#!/usr/bin/env python
# coding: utf-8

# # Combining DataFrames
# 
# CashBox has provided us with several separate CSV files. Let's take a look at two files `transactions.csv` and `requests.csv`. Requests are made in the application when one user requests cash from another. Requests are not required for a transaction to occur. 
# 
# Let's see if we can't see get a feeling on how many successful requests and payments have been made.
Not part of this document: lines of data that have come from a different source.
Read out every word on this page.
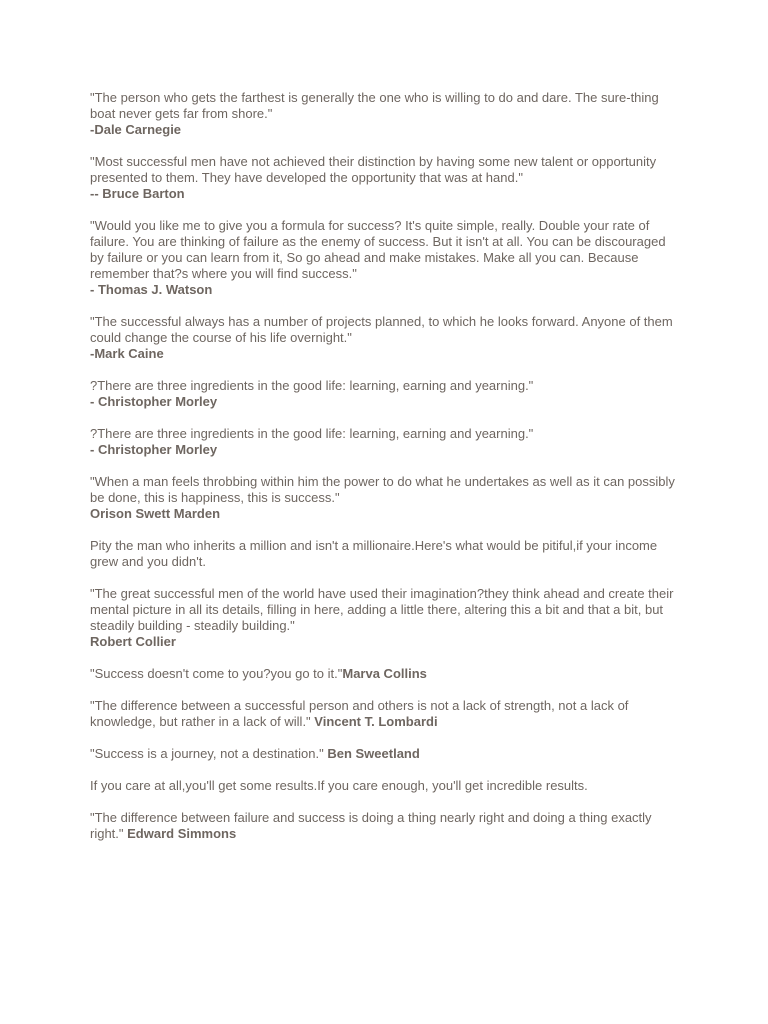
"The person who gets the farthest is generally the one who is willing to do and dare. The sure-thing boat never gets far from shore."
-Dale Carnegie
"Most successful men have not achieved their distinction by having some new talent or opportunity presented to them. They have developed the opportunity that was at hand."
-- Bruce Barton
"Would you like me to give you a formula for success? It's quite simple, really. Double your rate of failure. You are thinking of failure as the enemy of success. But it isn't at all. You can be discouraged by failure or you can learn from it, So go ahead and make mistakes. Make all you can. Because remember that?s where you will find success."
- Thomas J. Watson
"The successful always has a number of projects planned, to which he looks forward. Anyone of them could change the course of his life overnight."
-Mark Caine
?There are three ingredients in the good life: learning, earning and yearning."
- Christopher Morley
?There are three ingredients in the good life: learning, earning and yearning."
- Christopher Morley
"When a man feels throbbing within him the power to do what he undertakes as well as it can possibly be done, this is happiness, this is success."
Orison Swett Marden
Pity the man who inherits a million and isn't a millionaire.Here's what would be pitiful,if your income grew and you didn't.
"The great successful men of the world have used their imagination?they think ahead and create their mental picture in all its details, filling in here, adding a little there, altering this a bit and that a bit, but steadily building - steadily building."
Robert Collier
"Success doesn't come to you?you go to it."Marva Collins
"The difference between a successful person and others is not a lack of strength, not a lack of knowledge, but rather in a lack of will." Vincent T. Lombardi
"Success is a journey, not a destination." Ben Sweetland
If you care at all,you'll get some results.If you care enough, you'll get incredible results.
"The difference between failure and success is doing a thing nearly right and doing a thing exactly right." Edward Simmons
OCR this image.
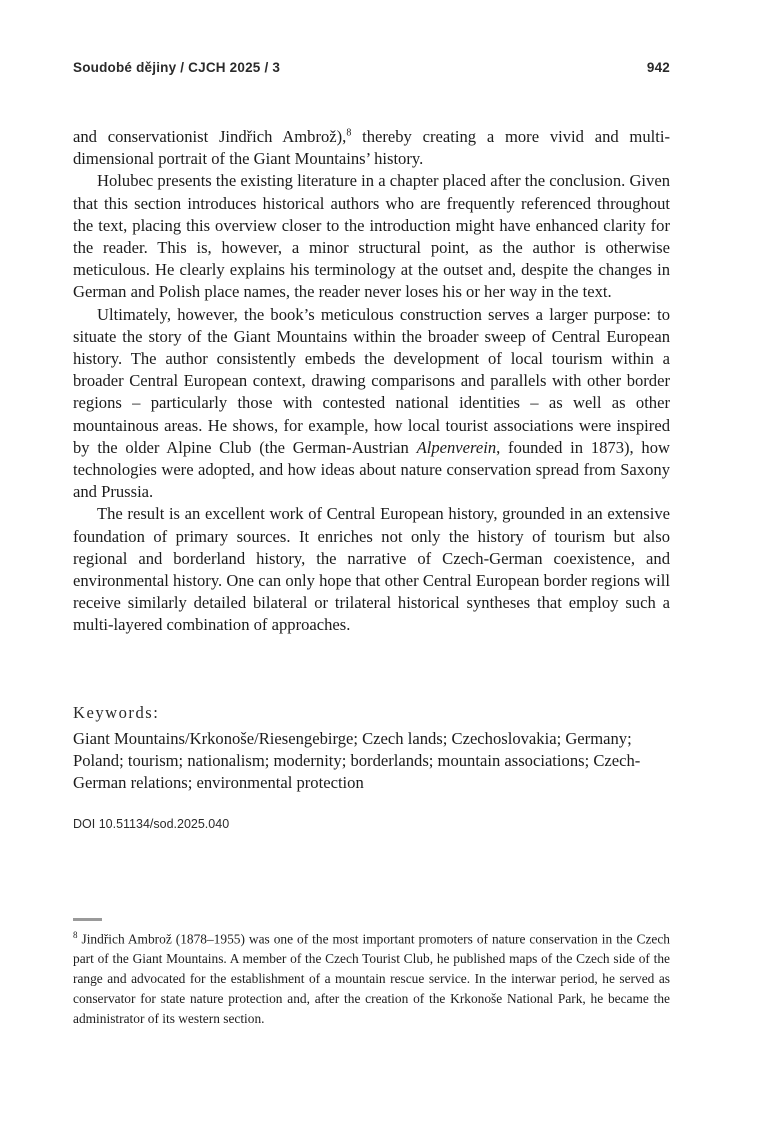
Soudobé dějiny / CJCH 2025 / 3	942

and conservationist Jindřich Ambrož),$^8$ thereby creating a more vivid and multi-dimensional portrait of the Giant Mountains’ history.

Holubec presents the existing literature in a chapter placed after the conclusion. Given that this section introduces historical authors who are frequently referenced throughout the text, placing this overview closer to the introduction might have enhanced clarity for the reader. This is, however, a minor structural point, as the author is otherwise meticulous. He clearly explains his terminology at the outset and, despite the changes in German and Polish place names, the reader never loses his or her way in the text.

Ultimately, however, the book’s meticulous construction serves a larger purpose: to situate the story of the Giant Mountains within the broader sweep of Central European history. The author consistently embeds the development of local tourism within a broader Central European context, drawing comparisons and parallels with other border regions – particularly those with contested national identities – as well as other mountainous areas. He shows, for example, how local tourist associations were inspired by the older Alpine Club (the German-Austrian Alpenverein, founded in 1873), how technologies were adopted, and how ideas about nature conservation spread from Saxony and Prussia.

The result is an excellent work of Central European history, grounded in an extensive foundation of primary sources. It enriches not only the history of tourism but also regional and borderland history, the narrative of Czech-German coexistence, and environmental history. One can only hope that other Central European border regions will receive similarly detailed bilateral or trilateral historical syntheses that employ such a multi-layered combination of approaches.

Keywords:
Giant Mountains/Krkonoše/Riesengebirge; Czech lands; Czechoslovakia; Germany; Poland; tourism; nationalism; modernity; borderlands; mountain associations; Czech-German relations; environmental protection
DOI 10.51134/sod.2025.040
$^8$ Jindřich Ambrož (1878–1955) was one of the most important promoters of nature conservation in the Czech part of the Giant Mountains. A member of the Czech Tourist Club, he published maps of the Czech side of the range and advocated for the establishment of a mountain rescue service. In the interwar period, he served as conservator for state nature protection and, after the creation of the Krkonoše National Park, he became the administrator of its western section.
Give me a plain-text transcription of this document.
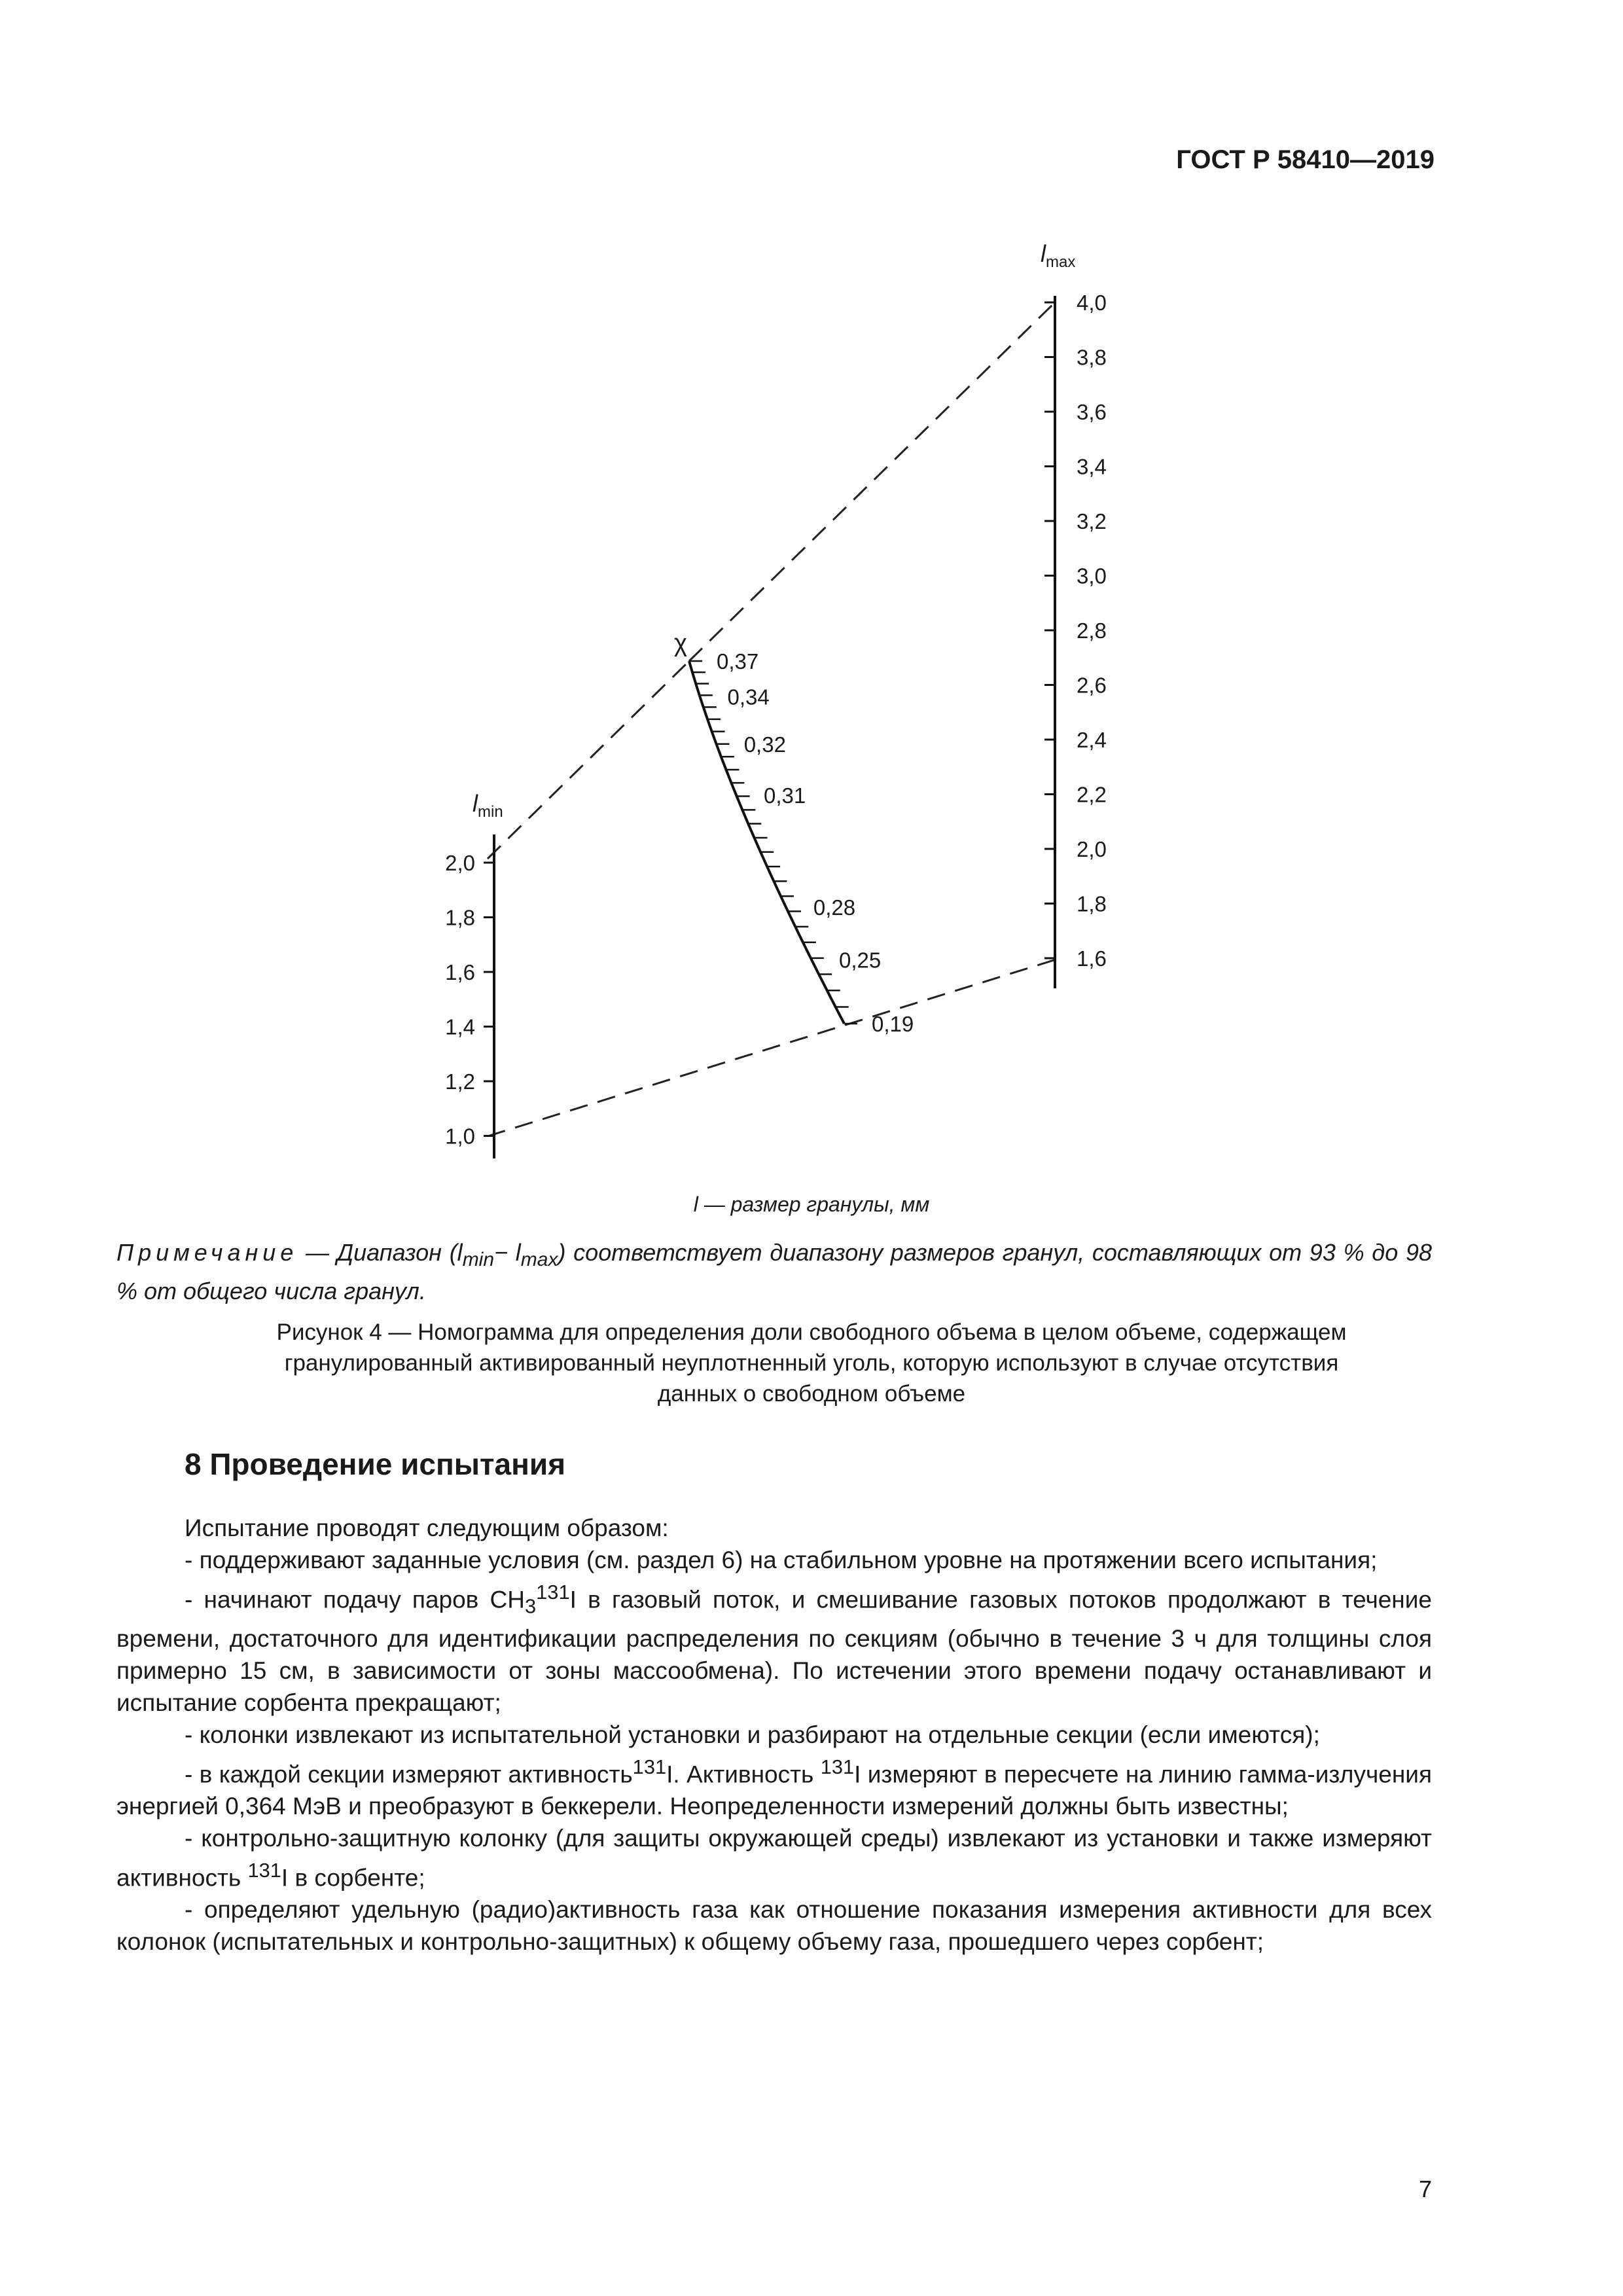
ГОСТ Р 58410—2019
4,0
3,8
3,6
3,4
3,2
3,0
2,8
2,6
2,4
2,2
2,0
1,8
1,6
$l_{max}$
2,0
1,8
1,6
1,4
1,2
1,0
$l_{min}$
0,37
0,34
0,32
0,31
0,28
0,25
0,19
χ
l — размер гранулы, мм
Примечание — Диапазон $(l_{min}- l_{max})$ соответствует диапазону размеров гранул, составляющих от 93 % до 98 % от общего числа гранул.
Рисунок 4 — Номограмма для определения доли свободного объема в целом объеме, содержащем
гранулированный активированный неуплотненный уголь, которую используют в случае отсутствия
данных о свободном объеме
8 Проведение испытания

Испытание проводят следующим образом:

- поддерживают заданные условия (см. раздел 6) на стабильном уровне на протяжении всего испытания;

- начинают подачу паров $CH_3^{131}I$ в газовый поток, и смешивание газовых потоков продолжают в течение времени, достаточного для идентификации распределения по секциям (обычно в течение 3 ч для толщины слоя примерно 15 см, в зависимости от зоны массообмена). По истечении этого времени подачу останавливают и испытание сорбента прекращают;

- колонки извлекают из испытательной установки и разбирают на отдельные секции (если имеются);

- в каждой секции измеряют активность$^{131}$I. Активность $^{131}$I измеряют в пересчете на линию гамма-излучения энергией 0,364 МэВ и преобразуют в беккерели. Неопределенности измерений должны быть известны;

- контрольно-защитную колонку (для защиты окружающей среды) извлекают из установки и также измеряют активность $^{131}$I в сорбенте;

- определяют удельную (радио)активность газа как отношение показания измерения активности для всех колонок (испытательных и контрольно-защитных) к общему объему газа, прошедшего через сорбент;

7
In order to do this we will need to combine the two `DataFrame`s.

# In[1]:


# Setup
from datetime import datetime
import os

import pandas as pd

from utils import render

transactions = pd.read_csv(os.path.join('data', 'transactions.csv'), index_col=0)
requests = pd.read_csv(os.path.join('data', 'requests.csv'), index_col=0)

# Pop out a quick sanity check
(transactions.shape, requests.shape)


# Let's explore our data real quick, by taking a look at the first couple of rows in each `DataFrame`.

# In[2]:


transactions.head(2)


# In[3]:


requests.head(2)


# I'd like to see all the requests that have a matching transaction based on the users and the amount involved.
# 
# In order to do this we will merge both of our datasets together.  
# 
# We'll create a new dataset by using the [`DataFrame.merge`](https://pandas.pydata.org/pandas-docs/stable/generated/pandas.DataFrame.merge.html) method.

# In[4]:


# Since we are calling merge on the `requests` DataFrame it is considered the left side
successful_requests = requests.merge(
    # And transactions is the right side
    transactions, 
    # So now we line up columns that will make the join make sense.
    left_on=['from_user', 'to_user', 'amount'], 
    right_on=['receiver', 'sender', 'amount']
)
# Let's take a look and see how we did
successful_requests.head()


# Note that since the **`amount`** is the same on both sides of the merge that there is only one column represented.

# ## Gather Insights
# 
# So looking at this data merged together, I'd like to see the time difference between when the request was made, and when the money was actually received.
# 
# Good news for us, pandas has very powerful date/time functionality, but in order to get there we're going to need to convert our columns. As you can see, the CSV import did not recognize our date field.  **`sent_date`** and **`request_date`** are just plain old objects.

# In[5]:


successful_requests.dtypes


# You can convert columns (which remember are a `Series`) on CSV import or just when you need them by using the `pandas.to_datetime` method.  There are actually quite a few conversion methods.

# In[6]:


successful_requests['request_date'] = pd.to_datetime(successful_requests['request_date'])
successful_requests['sent_date'] = pd.to_datetime(successful_requests['sent_date'])
# And now we can see they are converted
successful_requests.dtypes


# Now that we have dates we can subtract them (vectoization ftw!) to create a timedelta. Let's create a new column called **`time_passed`** that stores the result.

# In[7]:


successful_requests['time_passed'] = successful_requests.sent_date - successful_requests.request_date


# Now, let's take a look at the top 5 longest request to successful transactions by sorting and limiting, to get a vibe.

# In[8]:


successful_requests.sort_values(by='time_passed', ascending=False).head(5)


# Hmm, that makes wonder how much money passed through the request and transaction system. Let's see.

# In[9]:


"Wow! ${:,.2f} has passed through the request system in {} transactions!!!".format(
    successful_requests.amount.sum(),
    len(successful_requests),
)


# ## Further research
# I saw something a little strange as I was looking through those **`successful_requests`**, it noticed a couple of what seemed like duplicated requests. I called my contact at CashBox and asked about possible duplicate requests.  Sure enough, the application allows you to send multiple requests for the same amount. 
# 
# So this means there are probably duplicates in our **`successful_requests`** `DataFrame` because there are duplicates in the **`requests`**. There is most likely only one transaction that fulfills the request, but there could be multiple requests that match. Our merge brought that duplication across as well.
# 
# Let's explore the possible duplicates in the **`requests`** `DataFrame`. There is a method [`DataFrame.duplicated`](https://pandas.pydata.org/pandas-docs/stable/generated/pandas.DataFrame.duplicated.html) that will return a boolean `Series` which we can use as an index.  A `keep` parameter is available which is used to choose which of the duplicated rows to mark as a duplicate.  You can mark the first, last or all of them.

# In[10]:


# Create a boolean Series of records that are duplicated. 
#   Note that `keep=False` marks all that are duplicated
dupes = requests[requests.duplicated(('from_user', 'to_user', 'amount'), keep=False)]
# Order by requester and the date of request. 
#   Note that `request_date` in this case is a string, but this string date format sorts properly still.
dupes.sort_values(['from_user', 'request_date'])


# We should get those duplicates out of our successful requests. Let's take a look at some more tools that will help us do cleanup like this one.